Even without following the internal details from the beginning,
it is easier to move forward if you think of it first as a lightweight, practical format.

In the local LLM world, Q4_K_M is often seen as a good balance between size and quality.

📝 Quick Glossary

RAG

RAG is a mechanism where the model does not rely only on its internal knowledge,
but first retrieves external documents or data and reflects that information in its answer.

For example, it can be useful for things like:

having it read PDFs on your machine
referencing your own notes
combining it with document search

Tool

A Tool is a mechanism that allows an LLM to use external functions.

For example:

doing calculations
searching
reading files
calling APIs

It is used when you want the model to do more than just generate text.

Transformer

Transformer is the architecture that forms the foundation of modern LLMs.
It is important as a core theory, but in the early stages,
it is probably enough to understand it simply as the main framework behind current LLMs.

Classify

This refers to processing that categorizes input text.

For example:

sorting types of inquiries
sentiment classification
tagging
label assignment

Embed

This means converting words or sentences into numerical data that makes semantic similarity easier to handle.

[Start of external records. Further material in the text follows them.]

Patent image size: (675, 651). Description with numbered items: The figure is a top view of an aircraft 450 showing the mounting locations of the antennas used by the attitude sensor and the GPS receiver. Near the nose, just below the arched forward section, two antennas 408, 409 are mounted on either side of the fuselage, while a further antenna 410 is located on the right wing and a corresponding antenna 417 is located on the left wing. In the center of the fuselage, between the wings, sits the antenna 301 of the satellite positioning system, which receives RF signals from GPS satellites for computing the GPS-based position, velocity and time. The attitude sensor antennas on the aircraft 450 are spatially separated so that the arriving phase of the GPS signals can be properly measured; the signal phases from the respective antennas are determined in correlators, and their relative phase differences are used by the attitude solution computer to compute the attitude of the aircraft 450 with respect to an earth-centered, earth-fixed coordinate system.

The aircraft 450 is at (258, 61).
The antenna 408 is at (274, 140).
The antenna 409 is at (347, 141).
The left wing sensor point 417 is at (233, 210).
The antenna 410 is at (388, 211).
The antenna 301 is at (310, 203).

It is often used as a foundation for RAG and search.

✍️ Notes

Since the beginning of 2026, I have increasingly felt fluctuations in the output quality of generative AI services.
On April 15, I noticed a strong in-product prompt in ChatGPT encouraging users to move to a higher-tier model,
and it made me feel that AI companies may have clearly entered a monetization phase.

From here on, rather than simply letting AI provide the answer,

deciding what to make it do
judging the output yourself
preparing an environment suited to your own purpose

will likely become more and more important.

At PochomLab, that has already been the direction from the start,
so this attempt to introduce local LLMs also feels like an extension of that path.

The period when it was possible to experiment freely with generative AI at low cost may gradually be coming to an end.
As part of preparing for that change, I want to start exploring local LLMs at PochomLab as well.

As a first step, I will begin by organizing the basic terms and mechanisms.